For learning performance, equal numbers of flies from the 14 inbred lines were combined to create a mixed inbred population; adults from the 14 crosses were likewise combined to obtain a mixed F1 population. These two populations and the outbred population were then assayed for short-term memory after 3 cycles of conditioning, as well as for unconditioned responses to odours. The learning scores were analysed with an anova, with inbreeding status (outbred, inbred and crossed) as the fixed factor and block (defined by three experimental sessions) as a random factor. The odour avoidance scores were likewise analysed with an anova, treating inbreeding status and odorant as fixed effects and experimental session as a random block effect.

We also measured the egg-to-adult viability of the three categories of flies (inbred, crosses and outbred) on normal food, as well as on poor food containing 10% of yeast used in normal food. Within each category, the eggs were randomly distributed among vials, each vial set up with eggs from up to four lines, according to egg availability. Three of the 14 inbred lines did not produce enough eggs for this assay, and some other lines had poor fertility, so the target 100 eggs per vial not always could be reached. Specifically, on normal food, 32% of the vials contained between 75 and 100 eggs, and 11% fewer than 75. On poor food, 17% of the vials contained between 75 and 100 eggs, and 8% fewer than 75. For each vial, viability was calculated as the number of adult flies emerged per vial divided by the number of eggs originally placed in this vial. These values were subject to an anova, with inbreeding status and food type and their interaction as fixed effects.

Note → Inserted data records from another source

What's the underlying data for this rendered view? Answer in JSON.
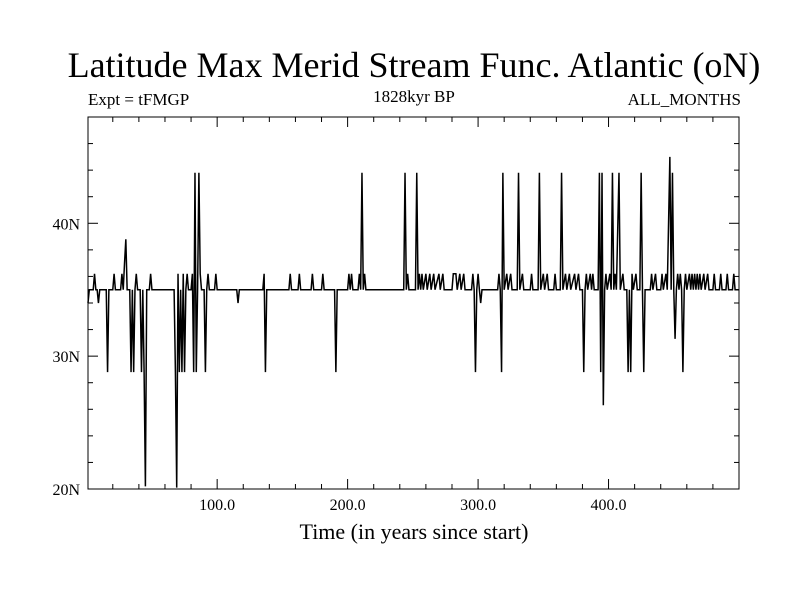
{
  "chart_data": {
    "type": "line",
    "title": "Latitude Max Merid Stream Func. Atlantic (oN)",
    "subtitle_left": "Expt = tFMGP",
    "subtitle_center": "1828kyr BP",
    "subtitle_right": "ALL_MONTHS",
    "xlabel": "Time (in years since start)",
    "ylabel": "",
    "xlim": [
      1,
      500
    ],
    "ylim": [
      20,
      48
    ],
    "x_ticks": [
      100,
      200,
      300,
      400
    ],
    "x_tick_labels": [
      "100.0",
      "200.0",
      "300.0",
      "400.0"
    ],
    "y_ticks": [
      20,
      30,
      40
    ],
    "y_tick_labels": [
      "20N",
      "30N",
      "40N"
    ],
    "grid": false,
    "baseline": 35,
    "series": [
      {
        "points": [
          [
            1,
            34
          ],
          [
            2,
            35
          ],
          [
            5,
            35
          ],
          [
            6,
            36.2
          ],
          [
            7,
            35
          ],
          [
            8,
            35
          ],
          [
            9,
            34
          ],
          [
            10,
            35
          ],
          [
            15,
            35
          ],
          [
            16,
            28.8
          ],
          [
            17,
            35
          ],
          [
            20,
            35
          ],
          [
            21,
            36.2
          ],
          [
            22,
            35
          ],
          [
            26,
            35
          ],
          [
            27,
            36.2
          ],
          [
            28,
            35
          ],
          [
            29,
            37
          ],
          [
            30,
            38.8
          ],
          [
            31,
            35
          ],
          [
            33,
            35
          ],
          [
            34,
            28.8
          ],
          [
            35,
            35
          ],
          [
            36,
            28.8
          ],
          [
            37,
            35
          ],
          [
            38,
            36.2
          ],
          [
            39,
            35
          ],
          [
            41,
            35
          ],
          [
            42,
            28.8
          ],
          [
            43,
            35
          ],
          [
            44,
            28.8
          ],
          [
            45,
            20.2
          ],
          [
            46,
            35
          ],
          [
            48,
            35
          ],
          [
            49,
            36.2
          ],
          [
            50,
            35
          ],
          [
            67,
            35
          ],
          [
            68,
            28.8
          ],
          [
            69,
            20.1
          ],
          [
            70,
            36.2
          ],
          [
            71,
            28.8
          ],
          [
            72,
            35
          ],
          [
            73,
            28.8
          ],
          [
            74,
            36.2
          ],
          [
            75,
            28.8
          ],
          [
            76,
            35
          ],
          [
            77,
            36.2
          ],
          [
            78,
            35
          ],
          [
            80,
            35
          ],
          [
            81,
            36.2
          ],
          [
            82,
            28.8
          ],
          [
            83,
            43.8
          ],
          [
            84,
            28.8
          ],
          [
            85,
            35
          ],
          [
            86,
            43.8
          ],
          [
            87,
            36.2
          ],
          [
            88,
            35
          ],
          [
            90,
            35
          ],
          [
            91,
            28.8
          ],
          [
            92,
            35
          ],
          [
            93,
            36.2
          ],
          [
            94,
            35
          ],
          [
            98,
            35
          ],
          [
            99,
            36.2
          ],
          [
            100,
            35
          ],
          [
            115,
            35
          ],
          [
            116,
            34
          ],
          [
            117,
            35
          ],
          [
            135,
            35
          ],
          [
            136,
            36.2
          ],
          [
            137,
            28.8
          ],
          [
            138,
            35
          ],
          [
            155,
            35
          ],
          [
            156,
            36.2
          ],
          [
            157,
            35
          ],
          [
            162,
            35
          ],
          [
            163,
            36.2
          ],
          [
            164,
            35
          ],
          [
            172,
            35
          ],
          [
            173,
            36.2
          ],
          [
            174,
            35
          ],
          [
            180,
            35
          ],
          [
            181,
            36.2
          ],
          [
            182,
            35
          ],
          [
            190,
            35
          ],
          [
            191,
            28.8
          ],
          [
            192,
            35
          ],
          [
            200,
            35
          ],
          [
            201,
            36.2
          ],
          [
            202,
            35
          ],
          [
            203,
            36.2
          ],
          [
            204,
            35
          ],
          [
            208,
            35
          ],
          [
            209,
            36.2
          ],
          [
            210,
            35
          ],
          [
            211,
            43.8
          ],
          [
            212,
            35
          ],
          [
            213,
            36.2
          ],
          [
            214,
            35
          ],
          [
            243,
            35
          ],
          [
            244,
            43.8
          ],
          [
            245,
            35
          ],
          [
            246,
            36.2
          ],
          [
            247,
            35
          ],
          [
            252,
            35
          ],
          [
            253,
            43.8
          ],
          [
            254,
            35
          ],
          [
            255,
            36.2
          ],
          [
            256,
            35
          ],
          [
            257,
            36.2
          ],
          [
            258,
            35
          ],
          [
            260,
            36.2
          ],
          [
            261,
            35
          ],
          [
            263,
            36.2
          ],
          [
            264,
            35
          ],
          [
            266,
            36.2
          ],
          [
            267,
            35
          ],
          [
            270,
            36.2
          ],
          [
            271,
            35
          ],
          [
            273,
            36.2
          ],
          [
            274,
            35
          ],
          [
            280,
            35
          ],
          [
            281,
            36.2
          ],
          [
            283,
            36.2
          ],
          [
            284,
            35
          ],
          [
            286,
            36.2
          ],
          [
            287,
            35
          ],
          [
            289,
            36.2
          ],
          [
            290,
            35
          ],
          [
            295,
            35
          ],
          [
            296,
            36.2
          ],
          [
            297,
            35
          ],
          [
            298,
            28.8
          ],
          [
            299,
            35
          ],
          [
            300,
            36.2
          ],
          [
            301,
            35
          ],
          [
            302,
            34
          ],
          [
            303,
            35
          ],
          [
            315,
            35
          ],
          [
            316,
            36.2
          ],
          [
            317,
            35
          ],
          [
            318,
            28.8
          ],
          [
            319,
            43.8
          ],
          [
            320,
            35
          ],
          [
            322,
            36.2
          ],
          [
            323,
            35
          ],
          [
            325,
            36.2
          ],
          [
            326,
            35
          ],
          [
            330,
            35
          ],
          [
            331,
            43.8
          ],
          [
            332,
            35
          ],
          [
            334,
            36.2
          ],
          [
            335,
            35
          ],
          [
            340,
            35
          ],
          [
            341,
            36.2
          ],
          [
            342,
            35
          ],
          [
            346,
            35
          ],
          [
            347,
            43.8
          ],
          [
            348,
            35
          ],
          [
            350,
            36.2
          ],
          [
            351,
            35
          ],
          [
            353,
            36.2
          ],
          [
            354,
            35
          ],
          [
            358,
            35
          ],
          [
            359,
            36.2
          ],
          [
            360,
            35
          ],
          [
            363,
            35
          ],
          [
            364,
            43.8
          ],
          [
            365,
            35
          ],
          [
            367,
            36.2
          ],
          [
            368,
            35
          ],
          [
            370,
            36.2
          ],
          [
            371,
            35
          ],
          [
            374,
            36.2
          ],
          [
            375,
            35
          ],
          [
            377,
            36.2
          ],
          [
            378,
            35
          ],
          [
            380,
            35
          ],
          [
            381,
            28.8
          ],
          [
            382,
            35
          ],
          [
            383,
            36.2
          ],
          [
            384,
            35
          ],
          [
            386,
            36.2
          ],
          [
            387,
            35
          ],
          [
            388,
            36.2
          ],
          [
            389,
            35
          ],
          [
            392,
            35
          ],
          [
            393,
            43.8
          ],
          [
            394,
            28.8
          ],
          [
            395,
            43.8
          ],
          [
            396,
            26.3
          ],
          [
            397,
            35
          ],
          [
            398,
            36.2
          ],
          [
            399,
            35
          ],
          [
            401,
            36.2
          ],
          [
            402,
            35
          ],
          [
            403,
            43.8
          ],
          [
            404,
            35
          ],
          [
            405,
            36.2
          ],
          [
            406,
            35
          ],
          [
            408,
            43.8
          ],
          [
            409,
            35
          ],
          [
            411,
            36.2
          ],
          [
            412,
            35
          ],
          [
            414,
            35
          ],
          [
            415,
            28.8
          ],
          [
            416,
            35
          ],
          [
            417,
            28.8
          ],
          [
            418,
            36.2
          ],
          [
            419,
            35
          ],
          [
            421,
            36.2
          ],
          [
            422,
            35
          ],
          [
            424,
            35
          ],
          [
            425,
            43.8
          ],
          [
            426,
            35
          ],
          [
            427,
            28.8
          ],
          [
            428,
            35
          ],
          [
            432,
            35
          ],
          [
            433,
            36.2
          ],
          [
            434,
            35
          ],
          [
            436,
            36.2
          ],
          [
            437,
            35
          ],
          [
            440,
            35
          ],
          [
            441,
            36.2
          ],
          [
            442,
            35
          ],
          [
            444,
            36.2
          ],
          [
            445,
            35
          ],
          [
            447,
            45
          ],
          [
            448,
            35
          ],
          [
            449,
            43.8
          ],
          [
            450,
            35
          ],
          [
            451,
            31.3
          ],
          [
            452,
            35
          ],
          [
            453,
            36.2
          ],
          [
            454,
            35
          ],
          [
            455,
            36.2
          ],
          [
            456,
            35
          ],
          [
            457,
            28.8
          ],
          [
            458,
            35
          ],
          [
            459,
            36.2
          ],
          [
            460,
            35
          ],
          [
            462,
            36.2
          ],
          [
            463,
            35
          ],
          [
            464,
            36.2
          ],
          [
            465,
            35
          ],
          [
            466,
            36.2
          ],
          [
            467,
            35
          ],
          [
            468,
            36.2
          ],
          [
            469,
            35
          ],
          [
            470,
            36.2
          ],
          [
            471,
            35
          ],
          [
            473,
            36.2
          ],
          [
            474,
            35
          ],
          [
            476,
            36.2
          ],
          [
            477,
            35
          ],
          [
            480,
            35
          ],
          [
            481,
            36.2
          ],
          [
            482,
            35
          ],
          [
            485,
            35
          ],
          [
            486,
            36.2
          ],
          [
            487,
            35
          ],
          [
            490,
            35
          ],
          [
            491,
            36.2
          ],
          [
            492,
            35
          ],
          [
            495,
            35
          ],
          [
            496,
            36.2
          ],
          [
            497,
            35
          ],
          [
            500,
            35
          ]
        ]
      }
    ]
  }
}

Variation among inbred lines

Learning performance

Because of the labour intensity of the learning assays, for the variation among inbred lines we concentrated on the learning assay for which the average effect of inbreeding was most pronounced, that is, on short-term memory after 3 cycles of conditioning. This was performed on 14 highly inbred lines (12 generations of inbreeding 0.75 < F < 0.93), with 9–14 replicate learning scores per line.

Egg-to-adult viability

Fourteen inbred lines were included, with 4–7 replicate vials per line with 100 eggs each. Some lines had poor fertility, so ten vials (out of 97) contained fewer than the target 100 eggs (15–90 eggs; one vial in line 35, two in line 13, five in line 14 and two in line 48). Seven replicates from the outbred base population were also included. The viability of the flies was assessed as described earlier.

The learning scores and viability values were checked for homogeneity of variance (with Bartlett’s test) and normality of residuals (visually controlled with normal probability Q–Q plot). One-way anova with inbred line as the (random) factor was used to estimate the among-line variance component and test for its significance. Additionally, each line was compared to the outbred population with Dunnett’s test. For each line, we also used a t-test with the null hypothesis that its mean learning score is zero. Finally, the normality of the distribution of line means was tested with Anderson–Darling normality test.


Inbreeding depression

Learning performance

After eight generations of brother–sister mating, the inbred flies tended to show only slightly poorer short-term memory (learning score 20 min after 2 conditioning cycles 0.59 ± 0.04) than the outbred controls (0.64 ± 0.03; mean ± SE; F1,20 = 1.2, = 0.28, = 11).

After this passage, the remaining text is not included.